The above map shows 8 of the Finno-Ugric Republics that have common Finnic language roots. Due to isolation from oneanother, however, their languages developed separately and acquired different loan words. For example, the Finns say "terve" (health) "hello," while the Mari say "salam." Interestingly, the further north and west one goes, the closer the language resembles Finnish, while the southern languages, whether in the Baltic or Urals, are more unintelligable. Presumeably, this is due to influence from southern contact, while this is minimized in the north.

The Finnish tribes were often distinguished from their Slavic neighbors by their cleanliness. The Mari, for example, had a custom of wearing sparkling clean off-white clothes. Slavs moving into the villages brought hard liquor and were accepted for awhile until their friends and relatives moved in bringing gifts of vodka. Booze and Finns do not mix well, and the Slavs in the village were soon shunned. But their presence was to become more and more permanent as their quest for riches expanded ever further north. It reminds one of the tactics used in the American west, right down to the inevitable scorched earth policies of the invading armies of the Czars. Genocide was widespread, and The Plague was given as the official reason for deaths.

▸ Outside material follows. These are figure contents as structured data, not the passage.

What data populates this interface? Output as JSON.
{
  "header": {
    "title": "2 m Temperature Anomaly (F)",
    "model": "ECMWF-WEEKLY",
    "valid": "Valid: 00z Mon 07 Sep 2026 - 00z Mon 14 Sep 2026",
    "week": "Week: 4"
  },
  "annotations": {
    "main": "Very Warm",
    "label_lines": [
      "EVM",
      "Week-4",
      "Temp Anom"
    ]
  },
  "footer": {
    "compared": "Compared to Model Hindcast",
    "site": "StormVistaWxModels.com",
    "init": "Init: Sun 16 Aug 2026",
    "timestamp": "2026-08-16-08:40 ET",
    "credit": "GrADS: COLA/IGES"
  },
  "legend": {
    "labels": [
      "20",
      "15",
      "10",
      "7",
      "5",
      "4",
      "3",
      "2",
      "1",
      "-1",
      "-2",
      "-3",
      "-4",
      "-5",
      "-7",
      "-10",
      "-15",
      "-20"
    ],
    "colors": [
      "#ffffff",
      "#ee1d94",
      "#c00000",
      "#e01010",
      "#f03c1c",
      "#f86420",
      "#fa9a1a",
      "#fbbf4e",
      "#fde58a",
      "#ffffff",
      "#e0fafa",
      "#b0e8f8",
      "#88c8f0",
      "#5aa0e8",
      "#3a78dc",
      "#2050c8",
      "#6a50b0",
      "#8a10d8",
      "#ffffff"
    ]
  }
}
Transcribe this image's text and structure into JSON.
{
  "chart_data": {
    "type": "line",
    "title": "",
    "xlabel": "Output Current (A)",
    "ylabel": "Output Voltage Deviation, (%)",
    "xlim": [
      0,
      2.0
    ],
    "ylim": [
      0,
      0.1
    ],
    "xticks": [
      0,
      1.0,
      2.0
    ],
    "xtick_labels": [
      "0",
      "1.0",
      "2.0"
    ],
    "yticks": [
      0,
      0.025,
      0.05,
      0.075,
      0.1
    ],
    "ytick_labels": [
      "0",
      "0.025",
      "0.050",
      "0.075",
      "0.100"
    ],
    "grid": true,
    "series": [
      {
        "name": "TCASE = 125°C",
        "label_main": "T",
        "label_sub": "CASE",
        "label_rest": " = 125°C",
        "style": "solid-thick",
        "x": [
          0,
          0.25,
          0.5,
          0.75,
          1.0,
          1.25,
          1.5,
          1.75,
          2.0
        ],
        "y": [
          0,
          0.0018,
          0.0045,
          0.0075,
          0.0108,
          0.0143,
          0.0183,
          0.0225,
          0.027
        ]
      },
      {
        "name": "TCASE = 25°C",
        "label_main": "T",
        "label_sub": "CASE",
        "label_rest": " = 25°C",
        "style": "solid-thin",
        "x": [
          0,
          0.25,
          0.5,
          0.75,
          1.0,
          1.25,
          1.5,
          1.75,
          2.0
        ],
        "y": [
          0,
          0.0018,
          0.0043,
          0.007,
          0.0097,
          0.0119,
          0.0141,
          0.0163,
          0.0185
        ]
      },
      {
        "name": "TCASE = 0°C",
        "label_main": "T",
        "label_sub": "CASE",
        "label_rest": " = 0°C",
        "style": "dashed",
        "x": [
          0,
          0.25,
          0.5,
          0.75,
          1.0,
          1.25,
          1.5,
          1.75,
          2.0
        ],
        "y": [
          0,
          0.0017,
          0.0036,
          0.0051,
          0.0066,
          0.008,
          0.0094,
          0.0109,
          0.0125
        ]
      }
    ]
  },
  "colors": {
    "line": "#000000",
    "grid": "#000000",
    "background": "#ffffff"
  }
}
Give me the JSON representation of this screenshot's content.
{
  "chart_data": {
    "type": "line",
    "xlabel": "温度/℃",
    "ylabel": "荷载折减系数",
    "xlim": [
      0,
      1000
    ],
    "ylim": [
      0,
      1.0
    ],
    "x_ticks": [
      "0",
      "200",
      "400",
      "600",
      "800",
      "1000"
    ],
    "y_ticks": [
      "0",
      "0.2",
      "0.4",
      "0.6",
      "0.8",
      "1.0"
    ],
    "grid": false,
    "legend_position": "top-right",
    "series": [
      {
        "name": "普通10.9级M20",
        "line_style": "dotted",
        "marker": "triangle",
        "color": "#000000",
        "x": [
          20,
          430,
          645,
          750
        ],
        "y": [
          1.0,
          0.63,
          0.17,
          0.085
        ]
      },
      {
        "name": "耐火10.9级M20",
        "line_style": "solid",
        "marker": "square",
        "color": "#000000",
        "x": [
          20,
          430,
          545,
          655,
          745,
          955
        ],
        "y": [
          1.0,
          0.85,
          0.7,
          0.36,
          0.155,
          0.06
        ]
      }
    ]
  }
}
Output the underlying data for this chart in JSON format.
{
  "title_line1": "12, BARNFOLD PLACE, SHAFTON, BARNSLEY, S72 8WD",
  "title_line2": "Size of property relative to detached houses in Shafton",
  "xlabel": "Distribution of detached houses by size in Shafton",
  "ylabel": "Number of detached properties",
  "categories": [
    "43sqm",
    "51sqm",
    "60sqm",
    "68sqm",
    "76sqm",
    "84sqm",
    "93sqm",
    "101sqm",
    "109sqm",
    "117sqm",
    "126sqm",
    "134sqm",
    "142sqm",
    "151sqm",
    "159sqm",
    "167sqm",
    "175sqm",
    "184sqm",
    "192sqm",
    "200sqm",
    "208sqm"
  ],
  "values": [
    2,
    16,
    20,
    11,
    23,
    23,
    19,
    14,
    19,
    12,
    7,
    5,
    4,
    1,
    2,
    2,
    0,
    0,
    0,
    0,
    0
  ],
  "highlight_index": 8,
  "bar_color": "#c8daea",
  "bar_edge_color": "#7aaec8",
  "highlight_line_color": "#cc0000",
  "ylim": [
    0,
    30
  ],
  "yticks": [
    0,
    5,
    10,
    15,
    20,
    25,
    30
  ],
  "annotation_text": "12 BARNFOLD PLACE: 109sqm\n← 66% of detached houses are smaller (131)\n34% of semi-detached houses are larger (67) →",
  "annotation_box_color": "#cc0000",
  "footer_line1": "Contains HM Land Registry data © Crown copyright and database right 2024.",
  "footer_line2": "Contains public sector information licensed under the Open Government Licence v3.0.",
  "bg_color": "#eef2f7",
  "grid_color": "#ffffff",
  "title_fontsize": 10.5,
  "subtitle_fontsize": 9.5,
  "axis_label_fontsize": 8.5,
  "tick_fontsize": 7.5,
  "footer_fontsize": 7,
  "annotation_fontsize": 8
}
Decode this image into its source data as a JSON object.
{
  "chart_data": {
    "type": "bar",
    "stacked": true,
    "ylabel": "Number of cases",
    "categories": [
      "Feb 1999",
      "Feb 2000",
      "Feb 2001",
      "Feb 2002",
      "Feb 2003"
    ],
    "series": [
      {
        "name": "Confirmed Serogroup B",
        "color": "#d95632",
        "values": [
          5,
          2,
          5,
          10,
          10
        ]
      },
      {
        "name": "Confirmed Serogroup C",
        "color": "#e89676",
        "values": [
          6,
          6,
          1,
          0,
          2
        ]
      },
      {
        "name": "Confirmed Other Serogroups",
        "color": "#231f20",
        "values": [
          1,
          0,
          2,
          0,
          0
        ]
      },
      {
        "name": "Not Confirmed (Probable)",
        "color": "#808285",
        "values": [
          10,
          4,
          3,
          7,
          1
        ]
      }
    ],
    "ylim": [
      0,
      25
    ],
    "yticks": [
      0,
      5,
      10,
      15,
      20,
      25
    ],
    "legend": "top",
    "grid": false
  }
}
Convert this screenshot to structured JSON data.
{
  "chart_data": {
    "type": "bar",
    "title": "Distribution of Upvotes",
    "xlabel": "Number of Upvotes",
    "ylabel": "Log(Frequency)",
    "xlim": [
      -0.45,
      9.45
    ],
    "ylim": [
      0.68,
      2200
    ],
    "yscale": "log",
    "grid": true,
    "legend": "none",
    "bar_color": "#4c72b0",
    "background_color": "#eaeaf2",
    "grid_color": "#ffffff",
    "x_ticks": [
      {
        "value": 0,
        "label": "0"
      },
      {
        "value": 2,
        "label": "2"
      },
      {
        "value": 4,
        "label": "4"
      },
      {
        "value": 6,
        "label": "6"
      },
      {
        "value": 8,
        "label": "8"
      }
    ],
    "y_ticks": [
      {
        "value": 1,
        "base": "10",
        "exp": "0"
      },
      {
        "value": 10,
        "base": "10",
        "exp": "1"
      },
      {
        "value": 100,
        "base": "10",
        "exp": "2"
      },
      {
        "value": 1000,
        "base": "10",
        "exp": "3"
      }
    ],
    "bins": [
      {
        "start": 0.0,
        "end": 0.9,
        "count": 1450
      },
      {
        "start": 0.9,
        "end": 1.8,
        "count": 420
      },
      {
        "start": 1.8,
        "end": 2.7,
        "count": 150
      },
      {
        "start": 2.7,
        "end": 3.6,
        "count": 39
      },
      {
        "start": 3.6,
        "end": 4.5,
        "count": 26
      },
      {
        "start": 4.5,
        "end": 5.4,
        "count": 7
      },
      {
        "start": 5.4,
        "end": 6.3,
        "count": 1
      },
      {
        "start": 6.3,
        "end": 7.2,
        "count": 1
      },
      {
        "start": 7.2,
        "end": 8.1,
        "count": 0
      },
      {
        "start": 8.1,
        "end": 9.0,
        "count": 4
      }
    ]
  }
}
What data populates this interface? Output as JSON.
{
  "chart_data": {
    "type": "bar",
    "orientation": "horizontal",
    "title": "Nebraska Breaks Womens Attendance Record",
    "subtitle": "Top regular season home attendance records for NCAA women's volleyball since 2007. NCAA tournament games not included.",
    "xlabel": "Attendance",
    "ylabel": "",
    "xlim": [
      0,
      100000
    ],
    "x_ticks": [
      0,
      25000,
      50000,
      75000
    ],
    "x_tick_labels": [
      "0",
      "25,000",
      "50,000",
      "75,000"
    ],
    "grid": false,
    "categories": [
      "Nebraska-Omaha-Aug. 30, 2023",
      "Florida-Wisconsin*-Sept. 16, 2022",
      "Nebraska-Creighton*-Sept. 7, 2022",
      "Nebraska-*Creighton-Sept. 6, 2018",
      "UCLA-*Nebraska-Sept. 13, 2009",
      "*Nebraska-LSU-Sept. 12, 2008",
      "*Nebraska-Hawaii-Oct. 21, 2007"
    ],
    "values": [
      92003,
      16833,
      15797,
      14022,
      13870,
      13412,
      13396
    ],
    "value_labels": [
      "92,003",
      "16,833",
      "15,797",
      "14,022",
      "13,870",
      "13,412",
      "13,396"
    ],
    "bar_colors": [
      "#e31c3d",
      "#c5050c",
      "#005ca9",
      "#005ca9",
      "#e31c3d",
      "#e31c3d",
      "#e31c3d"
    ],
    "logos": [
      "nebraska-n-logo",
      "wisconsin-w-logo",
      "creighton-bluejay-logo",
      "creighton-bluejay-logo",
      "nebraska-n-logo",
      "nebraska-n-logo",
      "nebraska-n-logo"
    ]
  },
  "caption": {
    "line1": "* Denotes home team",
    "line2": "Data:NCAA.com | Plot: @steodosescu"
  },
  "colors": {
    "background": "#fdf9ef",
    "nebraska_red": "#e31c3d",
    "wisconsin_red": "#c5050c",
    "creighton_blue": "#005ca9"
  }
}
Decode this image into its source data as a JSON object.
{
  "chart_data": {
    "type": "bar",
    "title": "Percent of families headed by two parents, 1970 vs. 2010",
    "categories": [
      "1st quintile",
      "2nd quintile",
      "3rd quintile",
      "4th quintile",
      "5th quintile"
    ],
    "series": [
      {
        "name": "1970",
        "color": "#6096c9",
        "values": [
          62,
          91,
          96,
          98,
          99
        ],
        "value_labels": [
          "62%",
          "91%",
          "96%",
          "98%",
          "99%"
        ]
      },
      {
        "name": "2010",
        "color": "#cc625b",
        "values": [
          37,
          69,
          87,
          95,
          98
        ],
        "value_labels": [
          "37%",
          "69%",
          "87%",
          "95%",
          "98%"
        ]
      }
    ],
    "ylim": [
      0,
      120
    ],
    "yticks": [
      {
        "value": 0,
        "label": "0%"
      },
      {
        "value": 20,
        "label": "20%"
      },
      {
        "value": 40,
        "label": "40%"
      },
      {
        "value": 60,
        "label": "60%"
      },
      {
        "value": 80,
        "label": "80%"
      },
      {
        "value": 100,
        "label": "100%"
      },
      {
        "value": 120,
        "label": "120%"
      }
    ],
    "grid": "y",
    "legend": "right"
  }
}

For these reasons northern people began leaving their villages; if they weren't killed by their Slav "friends" then the army took care of it. Eventually populations just moved away. Taxation became a problem too, and unless you converted to the Russian Orthodox Church, your taxes were much higher. You were essentially an outsider if you didn't convert. The Mari (Cheremises, Volga Finns) refused for a long time and a long period of war existed between Mari and the Czar's armies. With boozing Slavs in the village, there could be no peace. As the map shows, the Finns were driven east, north and west, and the Republics they formed in Russia were isolated from one another - a form of divide and conquer.